Pubdate: Tue, 27 Sep 2005
Source: Palm Beach Post, The (FL)
Copyright: 2005 The Palm Beach Post
Contact:  http://www.palmbeachpost.com/
Details: http://www.mapinc.org/media/333
Author: Eliot Kleinberg, Palm Beach Post Staff Writer
Cited: North American Challenge Cup http://www.ussailing.org/swsn/
Cited: U.S. Sailing Association http://www.ussailing.org/
Cited: United States Anti-Doping Agency http://www.usantidoping.org/
Cited: World Anti-Doping Agency http://www.wada-ama.org/en/
Cited: Irvin Rosenfeld http://www.mapinc.org/people/Irvin+Rosenfeld
Bookmark: http://www.mapinc.org/mmj.htm (Cannabis - Medicinal)

MEDICAL MARIJUANA USER BANNED FROM REGATTA

Irvin Rosenfeld, the South Florida stockbroker who gained national 
attention for his fight to freely use marijuana as medicine, has run 
into resistance from one of the nation's top sailing events for the 
disabled and expects to be barred from next year's event.

The reason: an independent group that monitors use of drugs by 
athletes won't exempt the pot Rosenfeld uses to treat tumors that 
would otherwise leave him bedridden and in pain.
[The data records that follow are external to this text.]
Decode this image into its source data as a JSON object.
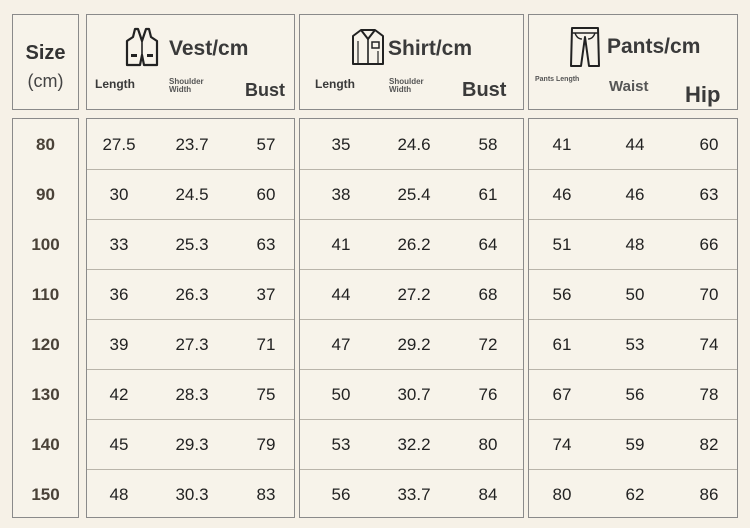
{
  "size_header": {
    "title": "Size",
    "unit": "(cm)"
  },
  "groups": [
    {
      "id": "vest",
      "title": "Vest/cm",
      "icon": "vest-icon",
      "columns": [
        "Length",
        "Shoulder Width",
        "Bust"
      ],
      "rows": [
        [
          "27.5",
          "23.7",
          "57"
        ],
        [
          "30",
          "24.5",
          "60"
        ],
        [
          "33",
          "25.3",
          "63"
        ],
        [
          "36",
          "26.3",
          "37"
        ],
        [
          "39",
          "27.3",
          "71"
        ],
        [
          "42",
          "28.3",
          "75"
        ],
        [
          "45",
          "29.3",
          "79"
        ],
        [
          "48",
          "30.3",
          "83"
        ]
      ]
    },
    {
      "id": "shirt",
      "title": "Shirt/cm",
      "icon": "shirt-icon",
      "columns": [
        "Length",
        "Shoulder Width",
        "Bust"
      ],
      "rows": [
        [
          "35",
          "24.6",
          "58"
        ],
        [
          "38",
          "25.4",
          "61"
        ],
        [
          "41",
          "26.2",
          "64"
        ],
        [
          "44",
          "27.2",
          "68"
        ],
        [
          "47",
          "29.2",
          "72"
        ],
        [
          "50",
          "30.7",
          "76"
        ],
        [
          "53",
          "32.2",
          "80"
        ],
        [
          "56",
          "33.7",
          "84"
        ]
      ]
    },
    {
      "id": "pants",
      "title": "Pants/cm",
      "icon": "pants-icon",
      "columns": [
        "Pants Length",
        "Waist",
        "Hip"
      ],
      "rows": [
        [
          "41",
          "44",
          "60"
        ],
        [
          "46",
          "46",
          "63"
        ],
        [
          "51",
          "48",
          "66"
        ],
        [
          "56",
          "50",
          "70"
        ],
        [
          "61",
          "53",
          "74"
        ],
        [
          "67",
          "56",
          "78"
        ],
        [
          "74",
          "59",
          "82"
        ],
        [
          "80",
          "62",
          "86"
        ]
      ]
    }
  ],
  "sizes": [
    "80",
    "90",
    "100",
    "110",
    "120",
    "130",
    "140",
    "150"
  ],
  "colors": {
    "background": "#f6f1e7",
    "border": "#8a8a8a",
    "size_text": "#4a4238"
  }
}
Rosenfeld, who has sailed in three races of the North American 
Challenge Cup in 11 years, has asked the race's organizers and the 
U.S. Sailing Association to overrule the United States Anti-Doping 
Agency and let him sail in the 2006 regatta. He said an event that 
celebrates overcoming disabilities is in effect discriminating 
against a disabled person.

The USADA, the official anti-doping agency for Olympic, Pan American 
and Paralympic sports, gave no reason for its rejection, Rosenfeld 
said in a Friday e-mail to the sailing officials.

Travis T. Tygart, general counsel for Colorado Springs-based USADA, 
said Monday the agency is bound by the standards of the World Anti- 
Doping Agency, which bans marijuana. Banned drugs must meet at least 
two of three standards: they enhance performance, they have 
detrimental health effects, or they violate the spirit of sports. The 
WADA does not specify which standards apply to marijuana, Tygart 
said. He said athletes are free to appeal to WADA, and, if rejected 
there, to an independent arbitrator.

Representatives of Montreal-based WADA did not return calls on Monday.

Challenge Cup Chairwoman Jennifer French couldn't be reached 
Monday.U.S. Sailing spokeswoman Marlieke Eaton said from Portsmouth, 
R.I., that the group is bound by the USADA's rules. But, she said, 
"We do have intent to revisit this."

Seven people -- one has since died -- were given marijuana in a 
federal program started in 1978. Rosenfeld joined in 1982. The U.S. 
government grows marijuana on a farm in Mississippi and provides it 
in cans of 300 cigarettes to Rosenfeld in care of the Bascom Palmer 
Eye Institute in Miami.

Rosenfeld smokes 10 to 12 cigarettes a day of what he calls "my 
medicine." He said the federal government has ruled the marijuana 
does not give him an edge over other competitors. And he said that 
because he has never gotten high on the drug, he has special 
permission to drive and even operate machinery and would not be a 
danger to other sailors.

In the 2005 regatta in Chicago, organizers allowed him to race but 
said he must refrain from using his marijuana during the event. He 
said he took his medicine in secret, but believes competitors and 
organizers knew he was doing so, since he at times smoked it just a 
few hundred yards away.

"Why don't you just tell a diabetic to stop taking his insulin for 
five days?" Rosenfeld wrote.

"U.S. Sailing had some nerve to single me out for my 'BANNED 
SUBSTANCE' when a lot of the other competitors were on banned 
substances," Rosenfeld continued. He alleged competitors in the 
Challenge Cup have never been tested for drugs, even though virtually 
all of them take some sort of medicine, none of it designed to 
improve their performances.

"All of us are disabled, and that's the medicines that we use," 
Rosenfeld said Monday in an interview.